ハルノ宵子『それでも猫は出かけていく』を読む

 ハルノ宵子『それでも猫は出かけていく』(幻冬舎文庫)を読む。ハルノ宵子は吉本隆明の娘で作家の吉本ばななの姉、漫画家。ハルノは両親と3人で住む一軒家で多くの猫と暮らしていた。しかし、「家猫」は数匹で、多くは餌をもらいに家の中まで入ってきたり、外の餌箱に来たりする「軒猫」と外猫で、そのほか毎夜1時間ばかり自転車で見回りに行ってノラ猫たちに餌をやっている。猫たちが家に辞意夕に出入りできるよう、夏も冬も窓は開けっぱなしにしている。

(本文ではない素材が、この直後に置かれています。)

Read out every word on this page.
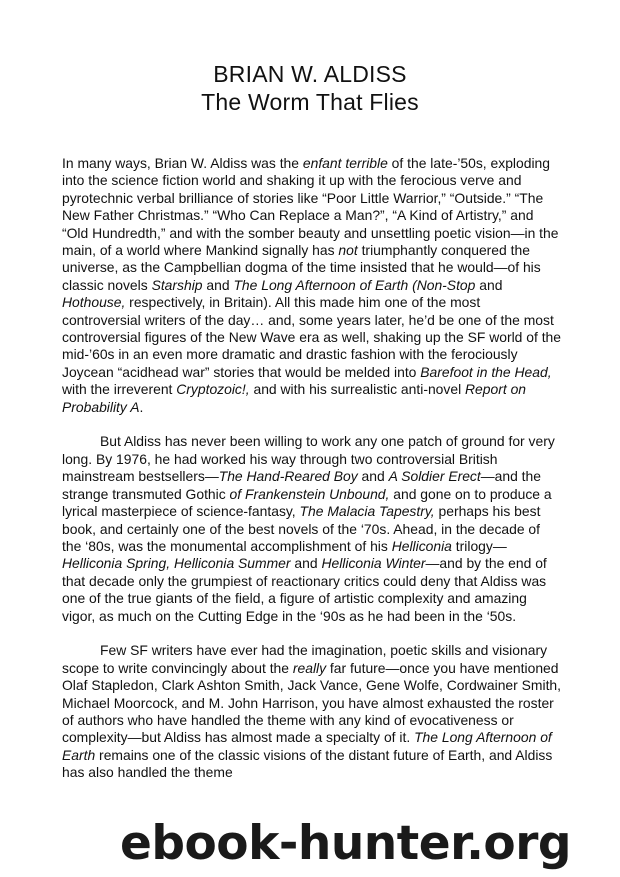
BRIAN W. ALDISS
The Worm That Flies

In many ways, Brian W. Aldiss was the enfant terrible of the late-’50s, exploding into the science fiction world and shaking it up with the ferocious verve and pyrotechnic verbal brilliance of stories like “Poor Little Warrior,” “Outside.” “The New Father Christmas.” “Who Can Replace a Man?”, “A Kind of Artistry,” and “Old Hundredth,” and with the somber beauty and unsettling poetic vision—in the main, of a world where Mankind signally has not triumphantly conquered the universe, as the Campbellian dogma of the time insisted that he would—of his classic novels Starship and The Long Afternoon of Earth (Non-Stop and Hothouse, respectively, in Britain). All this made him one of the most controversial writers of the day… and, some years later, he’d be one of the most controversial figures of the New Wave era as well, shaking up the SF world of the mid-’60s in an even more dramatic and drastic fashion with the ferociously Joycean “acidhead war” stories that would be melded into Barefoot in the Head, with the irreverent Cryptozoic!, and with his surrealistic anti-novel Report on Probability A.

But Aldiss has never been willing to work any one patch of ground for very long. By 1976, he had worked his way through two controversial British mainstream bestsellers—The Hand-Reared Boy and A Soldier Erect—and the strange transmuted Gothic of Frankenstein Unbound, and gone on to produce a lyrical masterpiece of science-fantasy, The Malacia Tapestry, perhaps his best book, and certainly one of the best novels of the ‘70s. Ahead, in the decade of the ‘80s, was the monumental accomplishment of his Helliconia trilogy—Helliconia Spring, Helliconia Summer and Helliconia Winter—and by the end of that decade only the grumpiest of reactionary critics could deny that Aldiss was one of the true giants of the field, a figure of artistic complexity and amazing vigor, as much on the Cutting Edge in the ‘90s as he had been in the ‘50s.

Few SF writers have ever had the imagination, poetic skills and visionary scope to write convincingly about the really far future—once you have mentioned Olaf Stapledon, Clark Ashton Smith, Jack Vance, Gene Wolfe, Cordwainer Smith, Michael Moorcock, and M. John Harrison, you have almost exhausted the roster of authors who have handled the theme with any kind of evocativeness or complexity—but Aldiss has almost made a specialty of it. The Long Afternoon of Earth remains one of the classic visions of the distant future of Earth, and Aldiss has also handled the theme

ebook-hunter.org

 外猫のメスは見つけ次第避妊手術をし、けがをしたり病気の猫は保護をして動物病院へ連れて行っている。餌やりでノラ猫が増えるという批判には、避妊を続ければ出産する猫が減って、その地域が避妊した雌猫ばかりになれば雄猫は他の場所に出ていくという。

 しかしハルノのすごいところは、墓地で拾った仔猫が動物病院で診てもらったら重い障害をもっていることが分かった時に家猫として面倒をみることにしたこと。その白い美猫シロミ雌は、「馬尾神経障害」を患っていて、一生、尿が膀胱に溜まりっぱなしで、すぐに細菌感染し、尿毒症や腎不全を起こす、排便もうまくできない。尿を漏らし続けるので、おむつを当てることにする。それでも室内のあちこちにおしっこや糞を垂れ流す。そのシロミと何年も暮らしている。

 さらに様々な猫たちの問題が持ち込まれる。ハルノは来る猫は拒まないし、去っていく猫は追いかけない。しかし軒下に住み着いた猫が交通事故にあって死ねば隣の寺の墓地へ(夜中に)葬ってやる。ビルの屋上に上って降りてこられない猫のためには、危険を冒して助け出す。寺の高い鐘楼の屋根に昇って降りられない猫のためには消防署に頼んではしご車を出して助けてもらう。

 猫たちには近所の猫たちが夜中に集まる「猫の集会」があることが知られている。ハルノはその集会にもボスとして参加している。

 父吉本隆明は「フランシス子」と名付けた雌猫と相思相愛だったという。17歳の高齢で死んだフランシス子は吉本隆明にだけ深くなつき、吉本もフランシス子をひざの上に置き、時には一緒に眠ってしまった。フランシス子の死から9か月後吉本隆明が亡くなった。この年、ハルノは乳がんの手術を受け、さらに母も亡くなった。

 本書は雑誌『猫びより』に8年間50回にわたって連載されたもの。毎回興味深いエピソードと猫のイラストで構成されている。しかしそのエピソードは、猫たちの生態を詳しく伝えており、猫を知るための優れた教科書にもなっている。漫画家だけあって、猫のイラストも正確で見ていて飽きない。

 猫好きの人たちにぜひ読むことを勧めたい。